Come dice Jodorowsky, “potare” può significare anche solo scrivere un libro che appartenga a un genere letterario preciso. E’ rassicurante, è noto, è compatto, è classificabile. Sai dove trovarlo fra gli scaffali della Feltrinelli. La Me-Catone-Il-Censore è capacissima di potare, non ha fatto altro per svariati anni e SA benissimo che, in fondo, “basta dire di no”, e tutto resta invariato.

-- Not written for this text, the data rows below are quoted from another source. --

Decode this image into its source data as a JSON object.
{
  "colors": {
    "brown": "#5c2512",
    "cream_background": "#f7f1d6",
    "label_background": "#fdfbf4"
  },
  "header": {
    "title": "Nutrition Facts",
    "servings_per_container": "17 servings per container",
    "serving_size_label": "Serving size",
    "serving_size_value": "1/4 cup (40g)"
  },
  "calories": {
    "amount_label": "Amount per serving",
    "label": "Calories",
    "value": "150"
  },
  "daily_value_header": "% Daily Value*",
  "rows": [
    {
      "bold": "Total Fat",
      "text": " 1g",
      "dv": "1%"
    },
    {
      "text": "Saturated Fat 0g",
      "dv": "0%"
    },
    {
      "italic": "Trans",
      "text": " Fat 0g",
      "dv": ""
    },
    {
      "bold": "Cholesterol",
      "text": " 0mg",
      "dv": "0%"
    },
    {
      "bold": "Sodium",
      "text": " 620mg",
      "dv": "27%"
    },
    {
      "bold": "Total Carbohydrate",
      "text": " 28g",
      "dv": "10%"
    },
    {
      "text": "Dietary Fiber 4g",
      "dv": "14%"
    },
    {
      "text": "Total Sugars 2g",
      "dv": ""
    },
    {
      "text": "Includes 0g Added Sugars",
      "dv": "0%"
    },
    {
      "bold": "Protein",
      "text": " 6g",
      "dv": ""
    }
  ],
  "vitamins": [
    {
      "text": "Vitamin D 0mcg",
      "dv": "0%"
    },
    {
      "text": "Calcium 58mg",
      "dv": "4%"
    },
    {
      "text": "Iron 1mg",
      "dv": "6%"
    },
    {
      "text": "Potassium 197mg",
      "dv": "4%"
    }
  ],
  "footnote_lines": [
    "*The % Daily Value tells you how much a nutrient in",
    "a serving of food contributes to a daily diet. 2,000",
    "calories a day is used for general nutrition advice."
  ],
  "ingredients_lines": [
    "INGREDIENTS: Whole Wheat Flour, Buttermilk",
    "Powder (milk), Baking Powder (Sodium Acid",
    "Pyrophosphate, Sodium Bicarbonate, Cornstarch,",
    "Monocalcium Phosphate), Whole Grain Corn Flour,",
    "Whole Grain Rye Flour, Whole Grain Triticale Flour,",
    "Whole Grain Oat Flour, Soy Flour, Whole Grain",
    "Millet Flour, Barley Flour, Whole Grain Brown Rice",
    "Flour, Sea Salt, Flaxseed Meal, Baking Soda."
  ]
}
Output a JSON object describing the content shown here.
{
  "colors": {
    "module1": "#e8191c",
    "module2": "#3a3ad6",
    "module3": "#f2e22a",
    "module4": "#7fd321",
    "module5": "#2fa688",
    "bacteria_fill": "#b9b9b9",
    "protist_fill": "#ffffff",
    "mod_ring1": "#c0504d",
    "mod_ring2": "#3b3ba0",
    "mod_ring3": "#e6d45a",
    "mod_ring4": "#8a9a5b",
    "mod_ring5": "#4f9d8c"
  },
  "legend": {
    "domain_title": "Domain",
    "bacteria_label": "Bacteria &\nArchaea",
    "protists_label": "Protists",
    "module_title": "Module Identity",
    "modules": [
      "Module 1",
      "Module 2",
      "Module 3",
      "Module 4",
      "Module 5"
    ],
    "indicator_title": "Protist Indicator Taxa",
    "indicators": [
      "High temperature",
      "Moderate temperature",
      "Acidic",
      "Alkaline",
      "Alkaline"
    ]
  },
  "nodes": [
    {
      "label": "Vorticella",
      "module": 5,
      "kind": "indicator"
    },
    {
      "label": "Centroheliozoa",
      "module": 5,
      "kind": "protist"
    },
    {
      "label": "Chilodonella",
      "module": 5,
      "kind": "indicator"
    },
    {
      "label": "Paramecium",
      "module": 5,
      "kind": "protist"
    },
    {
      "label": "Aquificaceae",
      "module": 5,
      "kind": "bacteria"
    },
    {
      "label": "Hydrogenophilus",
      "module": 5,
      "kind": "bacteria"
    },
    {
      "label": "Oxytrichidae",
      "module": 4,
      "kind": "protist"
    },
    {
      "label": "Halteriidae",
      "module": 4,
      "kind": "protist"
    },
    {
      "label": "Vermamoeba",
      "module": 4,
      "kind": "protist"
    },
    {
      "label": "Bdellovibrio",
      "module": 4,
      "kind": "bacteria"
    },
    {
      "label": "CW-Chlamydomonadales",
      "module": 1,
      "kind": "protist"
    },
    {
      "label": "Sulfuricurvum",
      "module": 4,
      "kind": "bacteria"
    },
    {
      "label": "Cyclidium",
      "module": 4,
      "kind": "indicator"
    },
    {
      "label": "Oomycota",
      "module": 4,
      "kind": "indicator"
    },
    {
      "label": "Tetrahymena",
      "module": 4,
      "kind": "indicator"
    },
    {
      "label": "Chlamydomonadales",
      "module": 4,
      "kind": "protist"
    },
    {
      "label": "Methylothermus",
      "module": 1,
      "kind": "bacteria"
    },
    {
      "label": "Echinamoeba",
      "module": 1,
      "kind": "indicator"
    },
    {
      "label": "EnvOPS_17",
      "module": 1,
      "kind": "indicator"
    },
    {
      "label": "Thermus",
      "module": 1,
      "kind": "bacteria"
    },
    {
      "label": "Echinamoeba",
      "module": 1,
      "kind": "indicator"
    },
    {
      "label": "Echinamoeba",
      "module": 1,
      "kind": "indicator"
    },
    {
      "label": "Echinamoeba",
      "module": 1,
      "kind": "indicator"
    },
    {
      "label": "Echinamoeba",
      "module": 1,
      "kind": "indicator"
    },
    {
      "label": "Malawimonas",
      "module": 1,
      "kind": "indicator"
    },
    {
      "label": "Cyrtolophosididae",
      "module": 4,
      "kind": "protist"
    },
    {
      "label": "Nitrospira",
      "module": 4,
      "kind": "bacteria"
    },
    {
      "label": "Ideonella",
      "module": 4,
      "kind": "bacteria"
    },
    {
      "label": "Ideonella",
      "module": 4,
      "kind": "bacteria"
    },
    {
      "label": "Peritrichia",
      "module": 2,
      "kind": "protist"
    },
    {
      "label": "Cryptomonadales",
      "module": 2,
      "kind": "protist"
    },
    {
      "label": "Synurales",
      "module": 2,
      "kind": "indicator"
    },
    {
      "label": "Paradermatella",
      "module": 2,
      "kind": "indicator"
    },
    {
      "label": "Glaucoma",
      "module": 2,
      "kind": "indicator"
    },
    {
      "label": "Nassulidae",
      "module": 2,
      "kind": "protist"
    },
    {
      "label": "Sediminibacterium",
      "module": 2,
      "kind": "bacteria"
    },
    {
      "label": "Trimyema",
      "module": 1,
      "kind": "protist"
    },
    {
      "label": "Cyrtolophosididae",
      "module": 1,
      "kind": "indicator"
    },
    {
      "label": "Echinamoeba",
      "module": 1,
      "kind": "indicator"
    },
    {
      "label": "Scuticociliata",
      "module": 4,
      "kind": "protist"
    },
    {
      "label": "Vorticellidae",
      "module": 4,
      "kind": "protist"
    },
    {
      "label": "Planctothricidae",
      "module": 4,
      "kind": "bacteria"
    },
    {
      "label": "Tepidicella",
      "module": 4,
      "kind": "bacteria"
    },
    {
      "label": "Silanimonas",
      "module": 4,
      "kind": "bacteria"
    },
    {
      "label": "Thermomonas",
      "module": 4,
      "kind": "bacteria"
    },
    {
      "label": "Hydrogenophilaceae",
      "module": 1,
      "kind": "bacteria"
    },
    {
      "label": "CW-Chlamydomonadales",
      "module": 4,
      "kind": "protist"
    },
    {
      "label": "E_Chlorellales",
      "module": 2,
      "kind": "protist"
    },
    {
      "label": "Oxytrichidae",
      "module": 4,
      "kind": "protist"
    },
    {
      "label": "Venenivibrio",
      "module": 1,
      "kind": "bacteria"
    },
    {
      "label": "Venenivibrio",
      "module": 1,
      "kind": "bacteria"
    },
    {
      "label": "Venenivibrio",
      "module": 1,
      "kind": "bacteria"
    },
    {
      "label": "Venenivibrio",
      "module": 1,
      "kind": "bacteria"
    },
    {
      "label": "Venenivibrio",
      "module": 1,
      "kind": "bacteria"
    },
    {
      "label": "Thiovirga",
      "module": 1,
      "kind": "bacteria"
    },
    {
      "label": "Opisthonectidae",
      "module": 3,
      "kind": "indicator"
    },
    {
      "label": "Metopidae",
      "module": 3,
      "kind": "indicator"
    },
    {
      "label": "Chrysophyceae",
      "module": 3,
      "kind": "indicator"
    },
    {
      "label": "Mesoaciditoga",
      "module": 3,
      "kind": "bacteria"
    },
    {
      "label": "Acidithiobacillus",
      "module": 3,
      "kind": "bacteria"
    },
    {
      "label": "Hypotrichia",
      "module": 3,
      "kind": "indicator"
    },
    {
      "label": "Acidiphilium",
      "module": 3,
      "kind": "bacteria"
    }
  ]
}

Ma da qualche tempo a questa parte c’è Quell’Altra-Me che si prende sempre più spazio, quella che vuole vedere “cosa succede se”, quella che sente l’entusiasmo di provare, il brivido dell’errore e la voglia di scrivere un libro che sia tutti i libri insieme, tutti i generi in una volta. E’ possibile che nessuno abbia voglia di leggerlo, ma sono troppo affamata del piacere di scriverlo.

Qualche giorno fa, mentre decidevo se buttare letteralmente il cuore oltre l’ostacolo, ho deciso di iniziare a leggere l’ultimo – probabilmente brutto – libro confuso di Jodorowsky, e ho ricevuto un consiglio bello da Laura. Nel frattempo, aspettavo che un genitore, un Dio o uno dei miei fantasmi preferiti mi autorizzasse ad avventurarmi in un territorio che per un insegnante di Yoga è teoricamente ignoto, diverso, perfetto per gli aggettivi che cominciano per “in” e “anti”.

Esopo e tutti gli psicologi in fila mi direbbero che non ho bisogno di alcuna autorizzazione per provare le esperienze che desidero provare, che è questa la morale. Ma lo psicomago e il suo bonsai sono proprio diseducativi, e non mi hanno lasciata sola fra i miei dubbi e le mie preoccupazioni. Non ho davvero imparato a cercare dentro di me l’approvazione, e non sarò davvero serena quando vedrò la mia faccia riprodursi in luoghi non convenzionalmente yogici. Ma una cosa, forse, l’ho capita.

Potarsi è una scelta. Non si è costretti a farlo. Non è dovuto.